Dicho lo dicho, y aun a riesgo de caer en suspicacias o enfadar a los no colaboradores o, incluso, sufrir algún atentado en mi jubilada figura, se me ocurre lanzar una recomendación a las amas de casa para que la apliquen en las próximas vacaciones, pues estas están finiquitando y es un poco tarde ya para aplicar recetas reparadoras.

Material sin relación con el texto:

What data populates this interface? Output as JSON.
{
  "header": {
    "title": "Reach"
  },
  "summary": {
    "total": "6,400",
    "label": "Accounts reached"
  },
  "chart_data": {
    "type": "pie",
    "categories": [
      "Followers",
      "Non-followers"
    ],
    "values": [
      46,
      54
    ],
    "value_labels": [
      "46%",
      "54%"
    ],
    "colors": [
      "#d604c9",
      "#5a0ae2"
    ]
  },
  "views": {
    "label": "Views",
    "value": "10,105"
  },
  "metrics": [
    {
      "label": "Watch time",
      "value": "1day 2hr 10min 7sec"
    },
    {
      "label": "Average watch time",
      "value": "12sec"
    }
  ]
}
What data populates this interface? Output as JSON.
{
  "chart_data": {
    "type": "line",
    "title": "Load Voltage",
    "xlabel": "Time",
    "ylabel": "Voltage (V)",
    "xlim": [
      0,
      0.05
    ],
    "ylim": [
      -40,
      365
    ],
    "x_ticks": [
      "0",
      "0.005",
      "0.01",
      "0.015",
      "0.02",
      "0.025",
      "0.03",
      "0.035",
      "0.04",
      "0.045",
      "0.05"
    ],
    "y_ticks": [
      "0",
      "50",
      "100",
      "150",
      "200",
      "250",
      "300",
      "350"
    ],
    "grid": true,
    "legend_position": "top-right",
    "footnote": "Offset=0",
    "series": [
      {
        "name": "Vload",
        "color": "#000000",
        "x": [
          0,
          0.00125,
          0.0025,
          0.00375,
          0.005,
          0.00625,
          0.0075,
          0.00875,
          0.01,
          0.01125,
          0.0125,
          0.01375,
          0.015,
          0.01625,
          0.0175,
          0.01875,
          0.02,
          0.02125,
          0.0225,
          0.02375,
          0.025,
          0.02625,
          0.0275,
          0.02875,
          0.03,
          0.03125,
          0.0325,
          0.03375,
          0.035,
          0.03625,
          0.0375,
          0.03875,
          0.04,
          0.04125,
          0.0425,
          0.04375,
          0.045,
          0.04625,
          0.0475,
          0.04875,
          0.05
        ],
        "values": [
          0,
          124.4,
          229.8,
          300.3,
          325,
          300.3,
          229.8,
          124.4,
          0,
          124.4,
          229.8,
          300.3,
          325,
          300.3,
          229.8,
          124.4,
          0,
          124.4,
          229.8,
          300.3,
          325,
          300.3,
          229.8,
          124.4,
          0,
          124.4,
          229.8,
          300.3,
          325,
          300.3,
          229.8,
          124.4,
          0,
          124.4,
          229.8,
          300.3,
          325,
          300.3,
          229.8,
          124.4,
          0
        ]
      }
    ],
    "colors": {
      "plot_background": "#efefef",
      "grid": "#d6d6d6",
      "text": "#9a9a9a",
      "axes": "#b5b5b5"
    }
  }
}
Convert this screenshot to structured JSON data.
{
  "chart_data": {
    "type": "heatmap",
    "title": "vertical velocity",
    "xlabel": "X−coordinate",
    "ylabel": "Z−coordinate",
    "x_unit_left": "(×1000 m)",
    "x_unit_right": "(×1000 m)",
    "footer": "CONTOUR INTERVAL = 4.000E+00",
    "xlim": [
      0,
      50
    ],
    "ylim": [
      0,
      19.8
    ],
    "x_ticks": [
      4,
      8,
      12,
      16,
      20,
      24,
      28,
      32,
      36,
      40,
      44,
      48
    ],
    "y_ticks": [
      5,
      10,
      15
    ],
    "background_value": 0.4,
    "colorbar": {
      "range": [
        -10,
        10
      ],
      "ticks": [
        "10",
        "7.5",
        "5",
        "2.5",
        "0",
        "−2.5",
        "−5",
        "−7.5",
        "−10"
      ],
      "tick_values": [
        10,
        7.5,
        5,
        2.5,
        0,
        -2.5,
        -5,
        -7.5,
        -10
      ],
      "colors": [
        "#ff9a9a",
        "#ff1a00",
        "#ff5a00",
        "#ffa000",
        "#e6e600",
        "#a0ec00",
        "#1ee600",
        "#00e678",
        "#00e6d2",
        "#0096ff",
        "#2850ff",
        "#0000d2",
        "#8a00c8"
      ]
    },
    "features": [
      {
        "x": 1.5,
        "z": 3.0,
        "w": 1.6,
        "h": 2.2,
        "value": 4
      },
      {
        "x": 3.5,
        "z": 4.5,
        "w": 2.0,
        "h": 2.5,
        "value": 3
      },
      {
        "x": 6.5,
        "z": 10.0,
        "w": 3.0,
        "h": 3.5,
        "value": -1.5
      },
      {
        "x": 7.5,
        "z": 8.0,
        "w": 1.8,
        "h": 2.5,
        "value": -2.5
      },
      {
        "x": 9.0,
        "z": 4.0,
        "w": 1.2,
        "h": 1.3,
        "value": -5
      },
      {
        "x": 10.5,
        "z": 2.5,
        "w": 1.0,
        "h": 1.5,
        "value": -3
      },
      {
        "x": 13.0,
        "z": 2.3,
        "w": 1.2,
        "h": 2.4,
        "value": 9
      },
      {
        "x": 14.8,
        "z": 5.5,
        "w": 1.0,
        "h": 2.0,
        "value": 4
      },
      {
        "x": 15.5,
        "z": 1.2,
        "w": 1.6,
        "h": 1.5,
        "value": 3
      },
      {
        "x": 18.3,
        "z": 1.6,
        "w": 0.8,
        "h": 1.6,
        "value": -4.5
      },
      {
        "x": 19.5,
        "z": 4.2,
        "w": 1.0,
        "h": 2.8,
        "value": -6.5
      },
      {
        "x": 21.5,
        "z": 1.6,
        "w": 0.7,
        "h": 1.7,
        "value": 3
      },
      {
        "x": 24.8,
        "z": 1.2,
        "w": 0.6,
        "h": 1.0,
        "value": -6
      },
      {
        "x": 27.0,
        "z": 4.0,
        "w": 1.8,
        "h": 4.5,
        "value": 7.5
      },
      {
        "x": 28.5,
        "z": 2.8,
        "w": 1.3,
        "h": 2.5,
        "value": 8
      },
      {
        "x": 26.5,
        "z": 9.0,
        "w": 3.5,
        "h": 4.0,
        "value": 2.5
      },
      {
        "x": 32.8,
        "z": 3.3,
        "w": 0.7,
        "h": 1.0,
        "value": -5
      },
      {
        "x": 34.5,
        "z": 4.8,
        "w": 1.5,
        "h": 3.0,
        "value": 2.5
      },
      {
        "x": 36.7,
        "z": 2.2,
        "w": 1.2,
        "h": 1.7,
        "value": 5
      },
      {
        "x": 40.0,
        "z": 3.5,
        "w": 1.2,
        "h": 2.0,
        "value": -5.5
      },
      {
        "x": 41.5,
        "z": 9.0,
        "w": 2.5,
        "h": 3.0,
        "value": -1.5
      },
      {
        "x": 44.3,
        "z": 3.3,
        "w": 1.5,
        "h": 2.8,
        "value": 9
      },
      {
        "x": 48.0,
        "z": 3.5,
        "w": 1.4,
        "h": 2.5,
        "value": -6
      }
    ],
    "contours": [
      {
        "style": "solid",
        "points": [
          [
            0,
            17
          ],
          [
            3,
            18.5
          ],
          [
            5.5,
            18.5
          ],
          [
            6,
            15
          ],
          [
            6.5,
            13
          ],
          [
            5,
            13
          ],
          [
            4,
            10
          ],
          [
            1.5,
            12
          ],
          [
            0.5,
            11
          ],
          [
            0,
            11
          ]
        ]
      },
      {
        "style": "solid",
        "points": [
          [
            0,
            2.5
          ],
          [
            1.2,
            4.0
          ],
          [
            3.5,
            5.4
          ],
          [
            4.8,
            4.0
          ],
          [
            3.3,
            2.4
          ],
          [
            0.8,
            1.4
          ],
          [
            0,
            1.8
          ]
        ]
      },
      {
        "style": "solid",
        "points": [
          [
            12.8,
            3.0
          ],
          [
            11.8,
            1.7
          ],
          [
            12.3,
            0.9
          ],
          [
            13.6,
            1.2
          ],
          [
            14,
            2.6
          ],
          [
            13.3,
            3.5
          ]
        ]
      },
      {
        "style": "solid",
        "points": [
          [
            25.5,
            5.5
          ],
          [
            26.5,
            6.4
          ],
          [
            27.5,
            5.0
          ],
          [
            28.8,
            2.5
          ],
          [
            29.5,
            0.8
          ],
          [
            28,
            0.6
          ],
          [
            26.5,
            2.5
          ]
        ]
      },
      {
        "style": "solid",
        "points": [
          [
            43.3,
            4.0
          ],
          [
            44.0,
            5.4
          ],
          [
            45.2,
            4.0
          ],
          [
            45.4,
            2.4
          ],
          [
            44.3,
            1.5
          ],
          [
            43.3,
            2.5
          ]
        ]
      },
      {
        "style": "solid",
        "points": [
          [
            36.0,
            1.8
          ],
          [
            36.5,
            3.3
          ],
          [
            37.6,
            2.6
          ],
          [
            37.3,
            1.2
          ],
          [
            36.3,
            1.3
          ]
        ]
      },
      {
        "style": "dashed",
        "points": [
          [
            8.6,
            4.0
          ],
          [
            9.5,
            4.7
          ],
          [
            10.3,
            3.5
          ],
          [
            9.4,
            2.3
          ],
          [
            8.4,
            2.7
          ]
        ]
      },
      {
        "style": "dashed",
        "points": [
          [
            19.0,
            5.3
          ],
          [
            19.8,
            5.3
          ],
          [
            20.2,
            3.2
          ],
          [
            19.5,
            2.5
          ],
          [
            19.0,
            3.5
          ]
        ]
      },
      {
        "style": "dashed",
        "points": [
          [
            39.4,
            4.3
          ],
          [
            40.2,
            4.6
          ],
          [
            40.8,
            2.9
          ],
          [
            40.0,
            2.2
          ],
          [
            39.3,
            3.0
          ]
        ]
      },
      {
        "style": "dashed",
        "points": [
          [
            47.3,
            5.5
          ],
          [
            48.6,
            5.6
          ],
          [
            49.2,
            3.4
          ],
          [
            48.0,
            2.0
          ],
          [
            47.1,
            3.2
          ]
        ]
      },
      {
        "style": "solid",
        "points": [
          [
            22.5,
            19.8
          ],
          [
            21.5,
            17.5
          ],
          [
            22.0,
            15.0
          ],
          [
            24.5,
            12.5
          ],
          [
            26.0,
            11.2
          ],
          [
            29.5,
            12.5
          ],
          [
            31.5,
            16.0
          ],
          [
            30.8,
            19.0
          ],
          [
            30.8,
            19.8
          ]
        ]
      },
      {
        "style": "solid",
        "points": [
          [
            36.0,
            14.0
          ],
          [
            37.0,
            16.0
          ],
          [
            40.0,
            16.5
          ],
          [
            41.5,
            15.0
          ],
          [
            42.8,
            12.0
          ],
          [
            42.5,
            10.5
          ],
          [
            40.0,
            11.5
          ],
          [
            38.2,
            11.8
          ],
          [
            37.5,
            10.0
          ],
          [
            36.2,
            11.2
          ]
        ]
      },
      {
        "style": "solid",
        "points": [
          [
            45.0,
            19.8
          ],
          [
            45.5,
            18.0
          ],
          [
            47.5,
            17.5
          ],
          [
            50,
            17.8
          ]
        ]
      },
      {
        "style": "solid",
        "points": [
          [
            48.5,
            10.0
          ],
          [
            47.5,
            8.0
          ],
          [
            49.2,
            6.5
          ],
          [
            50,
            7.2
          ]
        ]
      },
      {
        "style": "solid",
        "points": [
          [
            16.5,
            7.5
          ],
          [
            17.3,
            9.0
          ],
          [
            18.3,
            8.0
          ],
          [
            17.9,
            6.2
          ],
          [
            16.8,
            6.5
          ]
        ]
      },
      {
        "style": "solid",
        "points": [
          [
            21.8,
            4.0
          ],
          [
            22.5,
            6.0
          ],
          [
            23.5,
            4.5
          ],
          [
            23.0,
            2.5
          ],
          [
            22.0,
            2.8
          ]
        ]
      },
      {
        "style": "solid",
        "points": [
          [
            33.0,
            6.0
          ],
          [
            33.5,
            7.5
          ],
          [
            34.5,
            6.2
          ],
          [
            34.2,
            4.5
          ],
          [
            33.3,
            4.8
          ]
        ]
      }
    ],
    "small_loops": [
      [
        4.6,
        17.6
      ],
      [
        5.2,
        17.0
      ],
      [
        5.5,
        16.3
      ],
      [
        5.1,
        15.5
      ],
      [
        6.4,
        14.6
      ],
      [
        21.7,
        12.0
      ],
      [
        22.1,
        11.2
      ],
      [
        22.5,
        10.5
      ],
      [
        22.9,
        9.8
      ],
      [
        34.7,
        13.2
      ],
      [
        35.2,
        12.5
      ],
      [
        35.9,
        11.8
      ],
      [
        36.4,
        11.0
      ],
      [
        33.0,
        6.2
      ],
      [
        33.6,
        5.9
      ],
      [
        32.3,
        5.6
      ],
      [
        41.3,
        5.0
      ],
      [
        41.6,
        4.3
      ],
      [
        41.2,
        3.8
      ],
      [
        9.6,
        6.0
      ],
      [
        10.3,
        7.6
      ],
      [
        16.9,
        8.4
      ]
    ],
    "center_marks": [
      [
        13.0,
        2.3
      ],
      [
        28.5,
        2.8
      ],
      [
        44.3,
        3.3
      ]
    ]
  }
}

Estimada ama de casa: en el próximo otoño, invierno y primavera, que no tendrá a su pareja ni a sus hijos en casa, ya que estarán en su trabajo y en el colegio, debería preparar una relación con todos los quehaceres de la casa. Luego repártala entre la querida familia que con usted convive. Ya asignados los quehaceres, funcionará todo mejor, y usted, amiga ama, podrá ir con ellos en las próximas vacaciones a disfrutar de un vermú, a pasear, a tomar el sol y a saborear la vida como ellos lo hacen. Eso sí, adviértales con tiempo que, si alguien no pela las patatas, no pone en remojo les fabes, no barre o no pone la lavadora, usted no podrá cocinar, limitándose a quedar de brazos cruzados al tiempo que espeta: “¿Qué pasa con las patatas? ¿Es que no habéis puesto les fabes en remojo? ¿Va a seguir la ropa amontonada sin meter en la lavadora? Pues muy bien, vosotros lo queréis así, en esta casa no se come hoy”.
Para disponer de ese tiempo libre para poder hacer la adjudicación de tareas, cuando le toque cocinar pollo no lo haga al estilo de la abuela: dorarlo en la sartén, cocinar la cebolla, la zanahoria, el ajo puerro, los pimientos, etcétera, luego pasar todo a una cacerola y regar todo el conjunto con vino blanco y agua a poco y a poco, pasándose tres horas mirando al pollo. No le dedique tanto tiempo a ese y a otros platos, no. En este caso, le recomiendo limitarse a colocar en frío en una fuente todas las hortalizas picadas, asentando encima los trozos de pollo. Luego salpimiéntelo todo, riéguelo con vino blanco y aceite y métalo al horno, previamente calentado a 200 grados, durante media hora. Al término de ese tiempo, dele la vuelta al pollo y revuelva un poco las verduras y hornéelo otra media hora más y quedará listo, además de sano y sabroso. Mientras el proceso discurre, usted se sienta en la mesa, hace la deseada lista de tareas para adjudicar a su compañero e hijos antes del próximo año -para que se vayan adaptando pueden empezar a practicar los fines de semana-, al tiempo que saborea un café o un vinito. Sí, mentalícese, hágalo así y verá cómo usted podrá disfrutar de la vida como los demás. ¡Sea valiente, se lo merece, claro que sí! ¿Qué si funcionará? ¡Vaya que si funciona!, ya lo verá.